Patricia Rivas

Personal information
- Full name: Patricia Yanira Rivas Miranda
- Nationality: El Salvador
- Born: 15 February 1980 (age 46) San Salvador, El Salvador
- Height: 1.52 m (5 ft 0 in)
- Weight: 48 kg (106 lb)

Sport
- Sport: Shooting
- Event(s): 10 m air rifle (AR40) 50 m rifle prone (STR60PR) 50 m rifle 3 positions (STR3X20)
- Coached by: Reynaido Flores

= Patricia Rivas =

Salvadoran sport shooter (born 1980)

Patricia Yanira Rivas Miranda (born February 15, 1980, in San Salvador) is a Salvadoran sport shooter. She won a bronze medal in the small-bore rifle prone at the 2001 American Continental Championships in Fort Benning, Georgia, United States, and was selected to compete for El Salvador in air rifle shooting at the 2004 Summer Olympics. Rivas trains for the national shooting team under longtime coach Reynaido Flores.

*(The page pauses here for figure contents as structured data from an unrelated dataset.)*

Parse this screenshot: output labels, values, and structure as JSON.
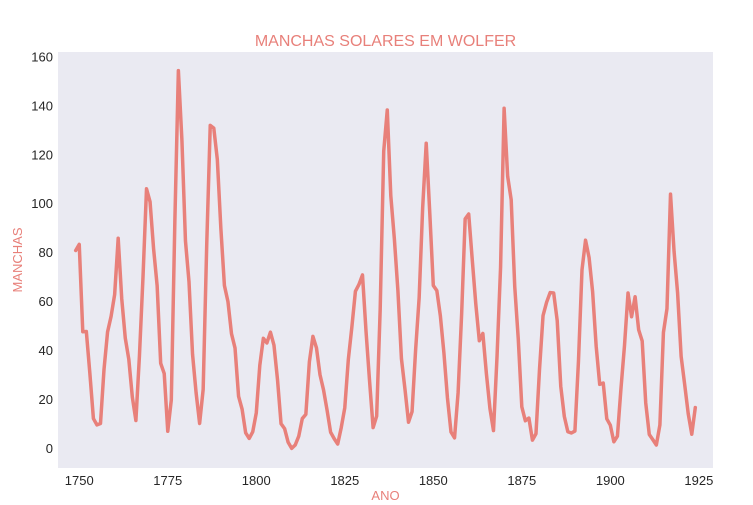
{
  "chart_data": {
    "type": "line",
    "title": "MANCHAS SOLARES EM WOLFER",
    "xlabel": "ANO",
    "ylabel": "MANCHAS",
    "xlim": [
      1749,
      1924
    ],
    "ylim": [
      -8,
      162
    ],
    "xticks": [
      1750,
      1775,
      1800,
      1825,
      1850,
      1875,
      1900,
      1925
    ],
    "yticks": [
      0,
      20,
      40,
      60,
      80,
      100,
      120,
      140,
      160
    ],
    "grid": false,
    "legend": "none",
    "colors": {
      "line": "#e8807a",
      "plot_bg": "#eaeaf2",
      "tick_text": "#262626",
      "label_text": "#e8807a"
    },
    "series": [
      {
        "x": [
          1749,
          1750,
          1751,
          1752,
          1753,
          1754,
          1755,
          1756,
          1757,
          1758,
          1759,
          1760,
          1761,
          1762,
          1763,
          1764,
          1765,
          1766,
          1767,
          1768,
          1769,
          1770,
          1771,
          1772,
          1773,
          1774,
          1775,
          1776,
          1777,
          1778,
          1779,
          1780,
          1781,
          1782,
          1783,
          1784,
          1785,
          1786,
          1787,
          1788,
          1789,
          1790,
          1791,
          1792,
          1793,
          1794,
          1795,
          1796,
          1797,
          1798,
          1799,
          1800,
          1801,
          1802,
          1803,
          1804,
          1805,
          1806,
          1807,
          1808,
          1809,
          1810,
          1811,
          1812,
          1813,
          1814,
          1815,
          1816,
          1817,
          1818,
          1819,
          1820,
          1821,
          1822,
          1823,
          1824,
          1825,
          1826,
          1827,
          1828,
          1829,
          1830,
          1831,
          1832,
          1833,
          1834,
          1835,
          1836,
          1837,
          1838,
          1839,
          1840,
          1841,
          1842,
          1843,
          1844,
          1845,
          1846,
          1847,
          1848,
          1849,
          1850,
          1851,
          1852,
          1853,
          1854,
          1855,
          1856,
          1857,
          1858,
          1859,
          1860,
          1861,
          1862,
          1863,
          1864,
          1865,
          1866,
          1867,
          1868,
          1869,
          1870,
          1871,
          1872,
          1873,
          1874,
          1875,
          1876,
          1877,
          1878,
          1879,
          1880,
          1881,
          1882,
          1883,
          1884,
          1885,
          1886,
          1887,
          1888,
          1889,
          1890,
          1891,
          1892,
          1893,
          1894,
          1895,
          1896,
          1897,
          1898,
          1899,
          1900,
          1901,
          1902,
          1903,
          1904,
          1905,
          1906,
          1907,
          1908,
          1909,
          1910,
          1911,
          1912,
          1913,
          1914,
          1915,
          1916,
          1917,
          1918,
          1919,
          1920,
          1921,
          1922,
          1923,
          1924
        ],
        "values": [
          80.9,
          83.4,
          47.7,
          47.8,
          30.7,
          12.2,
          9.6,
          10.2,
          32.4,
          47.6,
          54.0,
          62.9,
          85.9,
          61.2,
          45.1,
          36.4,
          20.9,
          11.4,
          37.8,
          69.8,
          106.1,
          100.8,
          81.6,
          66.5,
          34.8,
          30.6,
          7.0,
          19.8,
          92.5,
          154.4,
          125.9,
          84.8,
          68.1,
          38.5,
          22.8,
          10.2,
          24.1,
          82.9,
          132.0,
          130.9,
          118.1,
          89.9,
          66.6,
          60.0,
          46.9,
          41.0,
          21.3,
          16.0,
          6.4,
          4.1,
          6.8,
          14.5,
          34.0,
          45.0,
          43.1,
          47.5,
          42.2,
          28.1,
          10.1,
          8.1,
          2.5,
          0.0,
          1.4,
          5.0,
          12.2,
          13.9,
          35.4,
          45.8,
          41.1,
          30.1,
          23.9,
          15.6,
          6.6,
          4.0,
          1.8,
          8.5,
          16.6,
          36.3,
          49.6,
          64.2,
          67.0,
          70.9,
          47.8,
          27.5,
          8.5,
          13.2,
          56.9,
          121.5,
          138.3,
          103.2,
          85.7,
          64.6,
          36.7,
          24.2,
          10.7,
          15.0,
          40.1,
          61.5,
          98.5,
          124.7,
          96.3,
          66.6,
          64.5,
          54.1,
          39.0,
          20.6,
          6.7,
          4.3,
          22.7,
          54.8,
          93.8,
          95.8,
          77.2,
          59.1,
          44.0,
          47.0,
          30.5,
          16.3,
          7.3,
          37.6,
          74.0,
          139.0,
          111.2,
          101.6,
          66.2,
          44.7,
          17.0,
          11.3,
          12.4,
          3.4,
          6.0,
          32.3,
          54.3,
          59.7,
          63.7,
          63.5,
          52.2,
          25.4,
          13.1,
          6.8,
          6.3,
          7.1,
          35.6,
          73.0,
          85.1,
          78.0,
          64.0,
          41.8,
          26.2,
          26.7,
          12.1,
          9.5,
          2.7,
          5.0,
          24.4,
          42.0,
          63.5,
          53.8,
          62.0,
          48.5,
          43.9,
          18.6,
          5.7,
          3.6,
          1.4,
          9.6,
          47.4,
          57.1,
          103.9,
          80.6,
          63.6,
          37.6,
          26.1,
          14.2,
          5.8,
          16.7
        ]
      }
    ]
  }
}
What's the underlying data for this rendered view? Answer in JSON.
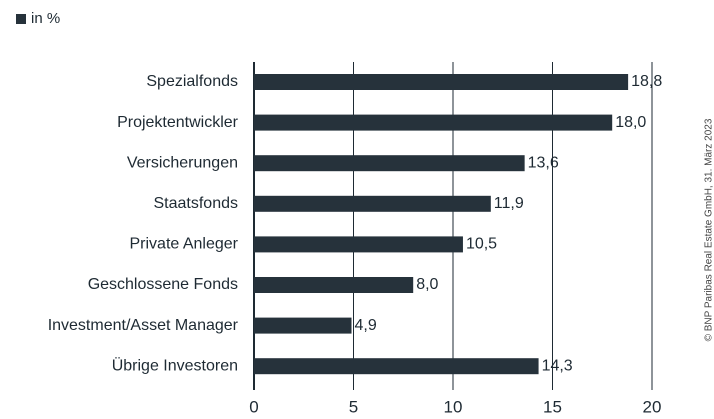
{
  "chart_data": {
    "type": "bar",
    "orientation": "horizontal",
    "categories": [
      "Spezialfonds",
      "Projektentwickler",
      "Versicherungen",
      "Staatsfonds",
      "Private Anleger",
      "Geschlossene Fonds",
      "Investment/Asset Manager",
      "Übrige Investoren"
    ],
    "series": [
      {
        "name": "in %",
        "color": "#26323b",
        "values": [
          18.8,
          18.0,
          13.6,
          11.9,
          10.5,
          8.0,
          4.9,
          14.3
        ],
        "value_labels": [
          "18,8",
          "18,0",
          "13,6",
          "11,9",
          "10,5",
          "8,0",
          "4,9",
          "14,3"
        ]
      }
    ],
    "xlim": [
      0,
      20
    ],
    "xticks": [
      0,
      5,
      10,
      15,
      20
    ],
    "grid": true,
    "legend": "top-left",
    "source": "© BNP Paribas Real Estate GmbH, 31. März 2023"
  }
}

Rivas qualified as a lone shooter for the Salvadoran squad in the women's 10 m air rifle at the 2004 Summer Olympics in Athens, having registered a minimum qualifying standard of 380 from her outside-final finish at the Pan American Games in Santo Domingo, Dominican Republic a year earlier. Rivas put up a more spectacular aim to set her career best of 393 points in the qualifying round after nailing a perfect 100 on the third 10-shot series, but her score was sufficient to land her in a two-way draw with India's Anjali Bhagwat for twentieth position.